Within the city infrastructure, 5G and Wi-Fi 6 will enhance essential services, such as the utility grid and waste management. Water and energy use can be managed more precisely, according to real-time events like a sudden change in the weather or a public gathering.
The IoT becomes more prevalent – and more impactful – with widespread coverage of 5G and WiFi 6. Solar-powered waste containers can sense capacity levels and notify maintenance crews in real time when a pickup is needed, thereby increasing responsiveness and efficiency while reducing the number of collection trucks needed to operate the system.
The city itself can be cleaner, quieter, and more automated.

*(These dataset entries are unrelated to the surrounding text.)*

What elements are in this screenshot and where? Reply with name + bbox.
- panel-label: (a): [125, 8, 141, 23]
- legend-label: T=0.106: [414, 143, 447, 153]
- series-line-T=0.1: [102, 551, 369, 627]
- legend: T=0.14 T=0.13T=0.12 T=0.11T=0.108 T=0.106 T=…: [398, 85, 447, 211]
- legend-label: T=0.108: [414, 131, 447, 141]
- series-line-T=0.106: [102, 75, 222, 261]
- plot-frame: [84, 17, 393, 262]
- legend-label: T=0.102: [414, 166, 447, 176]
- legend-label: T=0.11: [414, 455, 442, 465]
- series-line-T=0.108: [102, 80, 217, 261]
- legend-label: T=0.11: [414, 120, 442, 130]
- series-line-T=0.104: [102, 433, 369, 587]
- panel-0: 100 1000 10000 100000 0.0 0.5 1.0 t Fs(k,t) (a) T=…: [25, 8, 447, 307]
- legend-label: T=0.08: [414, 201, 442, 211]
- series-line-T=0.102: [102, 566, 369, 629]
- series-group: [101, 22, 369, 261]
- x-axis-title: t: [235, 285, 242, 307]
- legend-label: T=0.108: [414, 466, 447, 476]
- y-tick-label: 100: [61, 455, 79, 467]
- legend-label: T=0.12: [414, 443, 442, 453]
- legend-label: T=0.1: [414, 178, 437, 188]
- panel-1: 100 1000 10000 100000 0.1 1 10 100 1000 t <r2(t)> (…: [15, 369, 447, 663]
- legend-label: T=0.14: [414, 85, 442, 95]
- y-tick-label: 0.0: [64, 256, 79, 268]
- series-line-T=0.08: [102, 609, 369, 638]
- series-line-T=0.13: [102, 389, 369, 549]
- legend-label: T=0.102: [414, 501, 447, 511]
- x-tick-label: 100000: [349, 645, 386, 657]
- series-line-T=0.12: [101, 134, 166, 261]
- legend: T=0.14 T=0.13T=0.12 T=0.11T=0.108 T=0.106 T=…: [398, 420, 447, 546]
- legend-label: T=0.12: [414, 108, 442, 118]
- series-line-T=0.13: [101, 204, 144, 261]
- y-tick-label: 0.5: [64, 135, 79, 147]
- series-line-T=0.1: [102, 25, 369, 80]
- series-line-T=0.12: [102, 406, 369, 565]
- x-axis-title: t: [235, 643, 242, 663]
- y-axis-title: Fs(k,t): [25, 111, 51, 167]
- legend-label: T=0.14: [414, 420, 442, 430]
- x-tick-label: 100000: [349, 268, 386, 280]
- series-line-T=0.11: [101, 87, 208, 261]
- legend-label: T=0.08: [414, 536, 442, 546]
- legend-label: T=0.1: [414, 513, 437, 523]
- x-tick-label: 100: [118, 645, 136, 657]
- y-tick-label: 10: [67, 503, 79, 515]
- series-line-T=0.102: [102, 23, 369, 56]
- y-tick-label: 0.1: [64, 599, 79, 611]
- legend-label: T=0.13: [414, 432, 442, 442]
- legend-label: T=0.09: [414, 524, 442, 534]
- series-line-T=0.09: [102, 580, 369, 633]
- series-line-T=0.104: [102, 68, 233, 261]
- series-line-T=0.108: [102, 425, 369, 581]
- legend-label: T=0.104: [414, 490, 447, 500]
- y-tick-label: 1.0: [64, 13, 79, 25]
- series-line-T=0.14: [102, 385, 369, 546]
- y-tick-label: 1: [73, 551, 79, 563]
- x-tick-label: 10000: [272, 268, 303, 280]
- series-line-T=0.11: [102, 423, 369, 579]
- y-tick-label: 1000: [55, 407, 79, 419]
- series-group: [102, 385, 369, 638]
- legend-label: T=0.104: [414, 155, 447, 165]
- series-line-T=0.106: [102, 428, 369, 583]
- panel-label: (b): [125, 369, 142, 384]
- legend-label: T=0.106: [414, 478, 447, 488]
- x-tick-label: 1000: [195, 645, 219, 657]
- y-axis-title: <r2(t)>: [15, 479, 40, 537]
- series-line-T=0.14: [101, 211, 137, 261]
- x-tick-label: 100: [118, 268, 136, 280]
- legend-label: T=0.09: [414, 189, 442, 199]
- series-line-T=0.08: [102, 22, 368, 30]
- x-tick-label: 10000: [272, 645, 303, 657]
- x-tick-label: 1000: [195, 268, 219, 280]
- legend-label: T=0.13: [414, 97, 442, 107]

Air filters, mounted on streetlights, can automatically turn on when pollution levels reach a certain point, and places that are often noisy – playgrounds, open-air cafes, nightclubs – can be equipped with noise-canceling or noise-dampening technology that automatically turn on when sound readings get above a certain level.
With 5G and Wi-Fi 6 fully in place, nearly every point of a city’s physical infrastructure can be connected to a high-speed wireless network. Increased network capacity means more IoT devices will be able to monitor conditions and provide real-time information for data analytics, and enhanced broadband will improve safety and provide better experiences.
5G and Wi-Fi 6 are fully complementary technologies that will play a role in the ongoing evolution of smart cities, especially when it comes to supporting wireless interactions at the edge of the network.
Next-generation wireless, in all its forms, will create an infrastructure that fosters new ideas, creates opportunities, and enhances the quality of life – in ways we’re already talking about and in ways we haven’t even thought of yet.